The S+V Interview: Chris Robinson Page 3

By the way, I do love my iPad and iPod, and I have 72 days of continuous music on hand. But there is something far more social about the medium of vinyl. It's not just the tactile art of what it is, it's the pulling it out of the sleeve and sharing it.

I'm upset about what happened in the '80s with CDs. At the advent of technology, people will always find ways to abuse it. And records that were made for AM radio sound different than records that were made for FM and for CD. When people start making records for a specific medium, they start losing the magic of what's going on in the performance. It's not about the perfection of it; it should really be about what sounds cool.

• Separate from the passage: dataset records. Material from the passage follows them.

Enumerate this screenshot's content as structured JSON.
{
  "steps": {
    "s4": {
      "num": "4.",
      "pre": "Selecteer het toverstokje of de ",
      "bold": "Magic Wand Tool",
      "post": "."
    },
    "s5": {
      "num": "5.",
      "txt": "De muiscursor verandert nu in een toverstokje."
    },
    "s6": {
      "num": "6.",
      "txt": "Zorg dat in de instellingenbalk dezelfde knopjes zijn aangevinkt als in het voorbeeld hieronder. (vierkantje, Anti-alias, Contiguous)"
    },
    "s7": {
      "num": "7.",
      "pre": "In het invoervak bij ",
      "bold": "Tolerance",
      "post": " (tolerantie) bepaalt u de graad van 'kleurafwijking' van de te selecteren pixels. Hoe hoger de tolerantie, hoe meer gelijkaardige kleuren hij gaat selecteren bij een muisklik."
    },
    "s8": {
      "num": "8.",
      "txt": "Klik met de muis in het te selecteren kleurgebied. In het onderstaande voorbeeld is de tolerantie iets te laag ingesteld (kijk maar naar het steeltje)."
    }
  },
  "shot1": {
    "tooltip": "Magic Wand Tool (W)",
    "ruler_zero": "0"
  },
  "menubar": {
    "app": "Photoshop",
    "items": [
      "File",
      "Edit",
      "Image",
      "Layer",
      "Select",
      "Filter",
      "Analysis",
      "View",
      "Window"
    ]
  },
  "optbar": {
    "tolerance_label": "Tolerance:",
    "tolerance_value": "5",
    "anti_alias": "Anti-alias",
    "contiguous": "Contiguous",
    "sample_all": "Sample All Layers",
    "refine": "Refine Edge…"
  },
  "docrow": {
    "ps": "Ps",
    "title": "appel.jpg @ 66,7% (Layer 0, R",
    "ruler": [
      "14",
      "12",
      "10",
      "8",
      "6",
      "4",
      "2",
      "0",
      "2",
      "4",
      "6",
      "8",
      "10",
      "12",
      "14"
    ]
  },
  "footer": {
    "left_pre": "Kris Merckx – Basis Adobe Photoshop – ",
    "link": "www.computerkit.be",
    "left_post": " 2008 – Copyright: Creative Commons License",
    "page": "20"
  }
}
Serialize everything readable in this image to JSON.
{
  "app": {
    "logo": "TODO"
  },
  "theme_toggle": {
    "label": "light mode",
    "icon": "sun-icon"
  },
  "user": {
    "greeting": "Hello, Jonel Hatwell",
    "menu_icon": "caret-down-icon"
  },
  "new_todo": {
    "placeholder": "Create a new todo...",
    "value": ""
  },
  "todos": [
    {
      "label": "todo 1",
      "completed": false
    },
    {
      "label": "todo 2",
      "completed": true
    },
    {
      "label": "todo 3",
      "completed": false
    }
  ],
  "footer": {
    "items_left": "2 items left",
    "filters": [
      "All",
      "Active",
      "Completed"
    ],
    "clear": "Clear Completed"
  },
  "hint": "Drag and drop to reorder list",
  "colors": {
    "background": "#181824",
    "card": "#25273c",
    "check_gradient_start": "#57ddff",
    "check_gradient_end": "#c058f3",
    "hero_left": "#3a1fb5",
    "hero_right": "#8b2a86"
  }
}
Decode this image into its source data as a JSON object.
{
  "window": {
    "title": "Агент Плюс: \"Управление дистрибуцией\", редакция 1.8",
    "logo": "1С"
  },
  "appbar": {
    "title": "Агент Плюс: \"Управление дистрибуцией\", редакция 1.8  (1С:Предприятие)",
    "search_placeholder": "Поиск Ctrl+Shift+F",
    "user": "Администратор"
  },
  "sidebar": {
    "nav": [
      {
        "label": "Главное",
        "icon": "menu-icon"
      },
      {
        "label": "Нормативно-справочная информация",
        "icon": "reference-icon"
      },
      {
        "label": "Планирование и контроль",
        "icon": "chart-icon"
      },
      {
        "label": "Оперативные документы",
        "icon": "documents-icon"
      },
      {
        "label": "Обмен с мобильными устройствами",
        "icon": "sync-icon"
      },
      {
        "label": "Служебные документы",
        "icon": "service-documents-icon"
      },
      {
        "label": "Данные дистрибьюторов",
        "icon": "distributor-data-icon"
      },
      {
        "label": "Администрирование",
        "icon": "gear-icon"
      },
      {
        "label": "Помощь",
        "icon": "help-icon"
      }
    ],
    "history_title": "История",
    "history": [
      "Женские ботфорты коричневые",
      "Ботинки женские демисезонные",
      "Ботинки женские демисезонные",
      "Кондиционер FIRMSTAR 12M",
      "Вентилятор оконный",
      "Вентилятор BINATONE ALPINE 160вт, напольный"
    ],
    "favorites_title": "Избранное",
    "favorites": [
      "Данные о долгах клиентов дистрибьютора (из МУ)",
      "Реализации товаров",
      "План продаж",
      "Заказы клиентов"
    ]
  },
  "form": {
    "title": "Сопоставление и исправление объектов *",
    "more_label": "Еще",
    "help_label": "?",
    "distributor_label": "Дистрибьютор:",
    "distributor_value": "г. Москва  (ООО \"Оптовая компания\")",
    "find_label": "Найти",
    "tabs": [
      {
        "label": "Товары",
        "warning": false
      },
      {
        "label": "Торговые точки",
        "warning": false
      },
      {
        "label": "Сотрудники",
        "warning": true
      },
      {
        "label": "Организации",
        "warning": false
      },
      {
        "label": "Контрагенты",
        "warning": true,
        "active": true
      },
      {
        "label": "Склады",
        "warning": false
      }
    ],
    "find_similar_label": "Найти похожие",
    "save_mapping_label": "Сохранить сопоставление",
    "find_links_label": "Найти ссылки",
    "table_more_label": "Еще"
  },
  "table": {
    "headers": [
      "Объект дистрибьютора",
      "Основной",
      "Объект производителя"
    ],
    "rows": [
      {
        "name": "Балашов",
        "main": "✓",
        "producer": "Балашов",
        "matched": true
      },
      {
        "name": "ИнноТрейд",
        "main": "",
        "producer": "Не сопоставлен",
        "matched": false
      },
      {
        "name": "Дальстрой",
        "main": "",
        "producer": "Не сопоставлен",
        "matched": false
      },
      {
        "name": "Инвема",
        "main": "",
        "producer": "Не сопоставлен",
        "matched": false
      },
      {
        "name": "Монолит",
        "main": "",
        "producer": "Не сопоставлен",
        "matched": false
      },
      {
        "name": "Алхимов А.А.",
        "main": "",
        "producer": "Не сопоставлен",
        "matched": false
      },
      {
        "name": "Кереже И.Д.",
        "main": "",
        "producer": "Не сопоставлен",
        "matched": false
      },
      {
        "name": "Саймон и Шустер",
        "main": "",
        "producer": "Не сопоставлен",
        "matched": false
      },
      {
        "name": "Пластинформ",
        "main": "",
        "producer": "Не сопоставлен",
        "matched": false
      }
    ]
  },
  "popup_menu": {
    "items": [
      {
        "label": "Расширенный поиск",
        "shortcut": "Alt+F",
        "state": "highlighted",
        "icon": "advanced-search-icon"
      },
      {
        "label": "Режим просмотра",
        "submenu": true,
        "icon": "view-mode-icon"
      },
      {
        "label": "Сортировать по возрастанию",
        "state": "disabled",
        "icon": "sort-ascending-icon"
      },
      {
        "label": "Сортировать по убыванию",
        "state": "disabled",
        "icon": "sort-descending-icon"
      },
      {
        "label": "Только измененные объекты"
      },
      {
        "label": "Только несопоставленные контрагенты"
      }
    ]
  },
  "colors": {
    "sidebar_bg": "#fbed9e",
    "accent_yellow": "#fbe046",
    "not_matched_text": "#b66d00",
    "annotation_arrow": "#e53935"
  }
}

One problem in the CD age: When it first started, a lot of times, the Powers That Be just grabbed later-generation masters in the vaults for when they wanted to put stuff out. Led Zeppelin '80s CDs are a prime example of that, before Jimmy Page was able to remaster them himself. They were clearly missing something.
And then what about records like [the Stoog- es' 1970 album] Fun House, or the MC5? I don't need that clarity! I need the f---ing distortion the way it was originally meant!

Right - you want a band like the Seeds to be dirty. Garage rock has to be grungy. You can't scrub that off.
Yeah, yeah, exactly! And that's in the groove, somehow. But some of that did come off in the '80s.

We got seduced by the technology, and the portability. Nowadays, it's almost come full circle. It's interesting to see young people who have only listened to compressed music most, if not all, of their lives and may not appreciate the breadth of a song's mix unless they hear it on vinyl.

So true. And then I hear young dudes in bands rapping on about how they want to make records, and I'm like, "Yeah, dude, people aren't even going to buy your record anymore; they're gonna f---ing steal it. And by the time they [the consumers] get it the way they get it, you're not in control of it. You just can't get caught up in the politics.

You and the crowes had to make a number of creative adjustments while you started transitioning from the vinyl age to the CD age, yes?
Right, right. Early in our career, we were trying to make albums while other people were making CDs. Unless it's a live thing, I hated seeing 15 or 16 songs on a record. Hated it.